Dosen dan Tendik FKP
Sayuti menegaskan bahwa FKIP telah melalui perjalanan panjang sejak berdiri sebagai IKIP pada 1960 dan bertransformasi menjadi UAD pada 1994. Selama 65 tahun, FKIP terus beradaptasi dengan perubahan kebijakan, kurikulum, dan perkembangan teori pendidikan.
Ia menekankan pergeseran dari capaian formalisme menuju capaian substansial. Seluruh program studi telah meraih predikat unggul, namun keunggulan itu harus tercermin dalam kualitas pembelajaran dan lulusan. Ia juga menegaskan bahwa deep learning harus diimbangi dengan deep teaching.

Dekan FKIP UAD, Muhammad Sayuti, M.Pd., M.Ed., Ph.D.
Keunggulan FKIP, menurutnya, harus tampak dalam layanan akademik, mutu lulusan, dan kontribusi bagi masyarakat. Ia juga menekankan pentingnya continuous improvement dengan semangat mindful, meaningful, dan joyful di seluruh unit kerja. Selain itu, ia mengajak dosen menjadi continuous learner yang rendah hati dan fokus pada kontribusi.
Keunggulan FKIP tidak boleh berhenti pada capaian administratif, tetapi harus tampak dalam kualitas nyata pembelajaran, lulusan, dan kontribusi bagi masyarakat.
Sesi utama kajian disampaikan oleh H. Saijan, S.Ag., M.S.I., M.Hum., Kepala Sekolah SD Muhammadiyah Warungboto, dengan tema Refleksi 65 Tahun FKIP UAD dalam Mencerdaskan Negeri. Ia mengajak civitas akademika memaknai syukur secara lebih substantif melalui peningkatan kualitas dan kebermanfaatan.

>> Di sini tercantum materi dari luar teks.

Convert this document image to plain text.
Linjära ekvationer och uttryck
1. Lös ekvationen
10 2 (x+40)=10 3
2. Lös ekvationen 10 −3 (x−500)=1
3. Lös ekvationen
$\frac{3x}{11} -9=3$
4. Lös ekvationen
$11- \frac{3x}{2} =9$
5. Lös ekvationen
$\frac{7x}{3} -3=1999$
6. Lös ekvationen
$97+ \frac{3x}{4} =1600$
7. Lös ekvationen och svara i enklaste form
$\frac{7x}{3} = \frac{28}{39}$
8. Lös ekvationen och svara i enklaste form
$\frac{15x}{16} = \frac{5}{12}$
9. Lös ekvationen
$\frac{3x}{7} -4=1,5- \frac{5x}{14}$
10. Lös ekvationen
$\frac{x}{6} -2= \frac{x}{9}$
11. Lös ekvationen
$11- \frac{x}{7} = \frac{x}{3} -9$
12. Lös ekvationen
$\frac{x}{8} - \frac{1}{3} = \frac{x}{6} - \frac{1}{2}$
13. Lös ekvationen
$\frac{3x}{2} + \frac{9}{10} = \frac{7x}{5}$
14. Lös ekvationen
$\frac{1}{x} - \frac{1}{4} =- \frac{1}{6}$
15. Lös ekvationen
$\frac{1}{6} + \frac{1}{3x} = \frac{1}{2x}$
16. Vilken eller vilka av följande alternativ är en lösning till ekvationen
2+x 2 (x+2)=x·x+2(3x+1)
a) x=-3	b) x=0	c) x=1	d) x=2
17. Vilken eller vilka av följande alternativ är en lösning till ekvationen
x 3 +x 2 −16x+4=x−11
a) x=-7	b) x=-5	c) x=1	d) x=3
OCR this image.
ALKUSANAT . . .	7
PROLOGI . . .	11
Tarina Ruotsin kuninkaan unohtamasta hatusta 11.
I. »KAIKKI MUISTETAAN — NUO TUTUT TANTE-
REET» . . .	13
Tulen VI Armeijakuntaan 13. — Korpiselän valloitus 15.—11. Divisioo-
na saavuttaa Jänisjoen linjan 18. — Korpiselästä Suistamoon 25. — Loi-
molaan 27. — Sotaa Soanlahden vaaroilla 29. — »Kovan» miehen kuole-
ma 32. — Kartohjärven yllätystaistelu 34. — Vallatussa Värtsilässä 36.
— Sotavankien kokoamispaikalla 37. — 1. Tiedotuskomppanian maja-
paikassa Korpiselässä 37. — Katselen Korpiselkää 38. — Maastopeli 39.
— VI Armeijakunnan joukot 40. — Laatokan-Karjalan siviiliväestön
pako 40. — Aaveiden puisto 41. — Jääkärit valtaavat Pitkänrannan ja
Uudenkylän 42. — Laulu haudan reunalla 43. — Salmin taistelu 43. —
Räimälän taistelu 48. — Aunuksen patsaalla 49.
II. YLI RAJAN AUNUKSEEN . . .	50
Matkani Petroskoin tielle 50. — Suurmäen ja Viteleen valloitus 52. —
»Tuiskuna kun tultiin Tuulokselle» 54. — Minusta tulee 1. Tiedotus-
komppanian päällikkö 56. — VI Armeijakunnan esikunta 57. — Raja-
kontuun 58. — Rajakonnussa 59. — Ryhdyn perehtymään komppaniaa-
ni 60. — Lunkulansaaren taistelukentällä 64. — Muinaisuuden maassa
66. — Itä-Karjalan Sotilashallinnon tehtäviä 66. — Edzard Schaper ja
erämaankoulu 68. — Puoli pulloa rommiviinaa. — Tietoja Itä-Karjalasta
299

H. Saijan, S.Ag., M.S.I., M.Hum., Kepala Sekolah SD Muhammadiyah Warungboto
Saijan mengingatkan agar institusi tidak hanya berbangga pada kuantitas amal usaha Muhammadiyah, tetapi juga pada kualitasnya. Setiap layanan harus memberi dampak nyata, berkelanjutan, dan berorientasi pada kemaslahatan umat. Ia menegaskan bahwa rasa syukur mendorong institusi untuk terus memperbaiki mutu dan memperluas manfaat.
Jangan bangga pada banyaknya amal usaha, tetapi banggalah pada kualitas dan manfaat yang benar-benar dirasakan oleh umat.
Saijan juga menyampaikan empat langkah menjadi pribadi yang lebih baik, yaitu bertakwa, bersyukur, bekerja sungguh-sungguh, dan tidak mudah berputus asa. Ia menambahkan cara bermuhasabah, yakni meluruskan niat, menghargai hasil, mengevaluasi kontribusi, bersikap bijak, terbuka terhadap kritik, dan membangun jejaring positif.
Sebagai penutup, Saijan mengibaratkan orang beriman seperti lebah dan semut yang selalu memberi manfaat dan meninggalkan jejak kebaikan. Pesan ini menegaskan bahwa FKIP hadir tidak hanya untuk mencetak lulusan, tetapi juga untuk memberi kontribusi nyata bagi masyarakat dan bangsa.
Melalui Milad ke-65 ini, FKIP UAD meneguhkan langkah untuk bergerak dari keunggulan administratif menuju keunggulan substantif serta menjaga semangat berkemajuan dalam dunia pendidikan.